Zu den Gedichten, die zwischen 1950 und 1960 geschrieben wurden, gab der Moderator eine kurze Einführung. Nicht jedes ist ein „Schenkelklopfer“, unter ihnen findet sich auch Nachdenkliches. Der Zeitgeist sei noch heute zu spüren. So beim „Is Herzogsdenkmal“, dem einstigen vergoldeten Reiterdenkmal auf dem Freyburger Marktplatz. „Viele Leite guckten sich den Ferschten an, bis der Herzoch 1948 vom Pferde gestürzt wurde“, rezitierte Staupendahl. Von Raschke war „Unser Wein“ zu hören, den es damals in geringen Mengen auf Zuteilung gab und „nur zum Winzerfeste jämse ma e bisschen her“.
„Das Winzerfest“ wurde auch von Thomas Pietzsch betrachtet - vor allem, wie es einer Dame vom Dorfe gelang, sich trotz weniger Weinbons ordentlich zu betrinken: Nach dem sauren Weißwein folgte eben der süße Mehrfruchtwein, ein Schlüpferstürmer. Von Göx erfuhren die Besucher die Geschichte „Ludwig der Springer und seine Adelheid“, in der es heißt: „Die Gräfin im Koppe nur die Liebelei, Ludwich brach sie das Genicke durch ihre Rumpoussiererei“.
Mit „Das Schwein“ wurde an die ehemals sieben bis acht Fleischer in der Stadt erinnert, die von Kochs Hof ihre Schweine holten und nach Hause trieben. Es folgten „Dr Jeist im Fasse“, der beim Weingenuss mächtig in den Kopf steigt, „Unsre Rostbratwärschte“, die es vor jedem Fleischerladen für „dreißch Pfennche zu kofen jab“, und die „Mestern dazu de Neckchen (Brötchen) offschnitt“, die „Wetterbetrachtung zum Balgschter Appelst“ sowie „Dr Sportfreind un seine Frau“. Freyburg, so hieß es, war einst eine Handball-Macht, aber zu Hause hatten die Handballer offenbar so manche Probleme.
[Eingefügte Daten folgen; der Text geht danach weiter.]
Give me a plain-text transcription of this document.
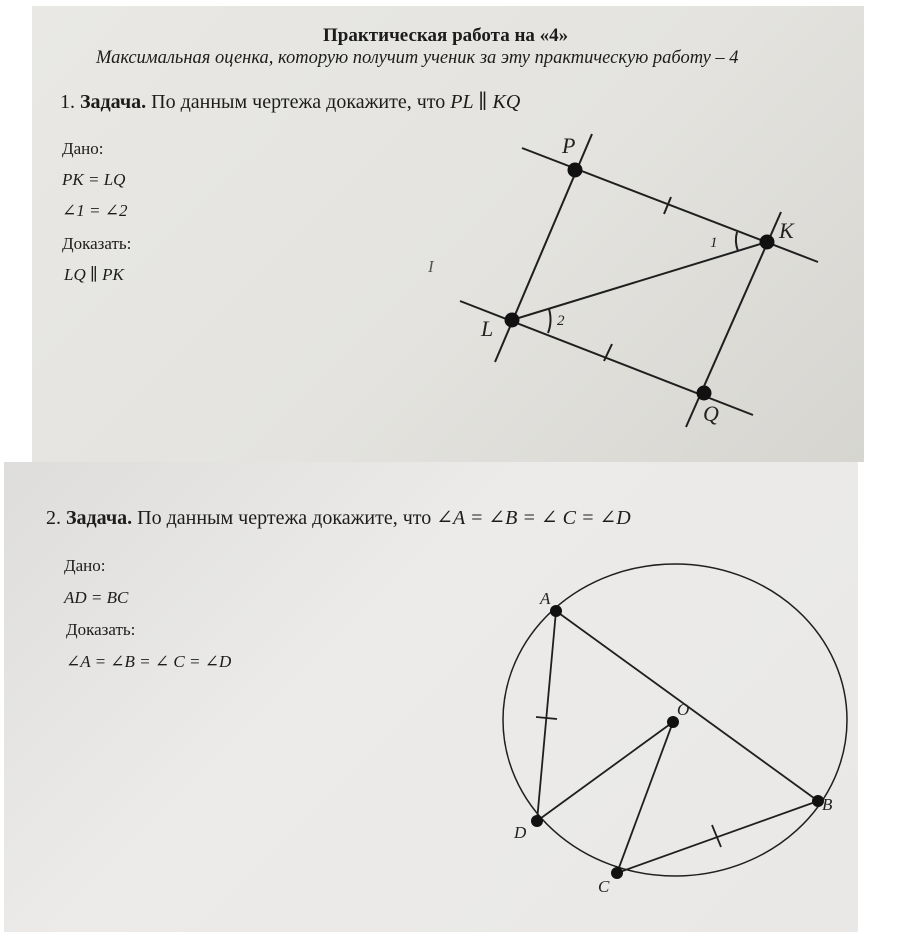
Практическая работа на «4»
Максимальная оценка, которую получит ученик за эту практическую работу – 4
1. Задача. По данным чертежа докажите, что PL ∥ KQ
Дано:
PK = LQ
∠1 = ∠2
Доказать:
LQ ∥ PK	I
P
K
L
Q
1
2
2. Задача. По данным чертежа докажите, что ∠A = ∠B = ∠ C = ∠D
Дано:
AD = BC
Доказать:
∠A = ∠B = ∠ C = ∠D
A
B
C
D
O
Thomas Pietzsch trug sein Lieblingsgedicht „Dr Kärmesjang“ vor. Zu dem machte sich die Verwandtschaft auf, um sich richtig satt zu essen. Der Pietzsch-Sohn, der Tauben züchtet, bot zudem eine Dressureinlage mit weißen Tauben.
Zum Schluss fehlte nur noch ein Text, der bekannteste: „Dr Fädderweiße“. Wiegandt, der es schon bei vielen Weinfesten aus dem Stegreif aufgesagt hat, brillierte erneut in der Rolle und beendete den unterhaltsamen Vortragsreigen.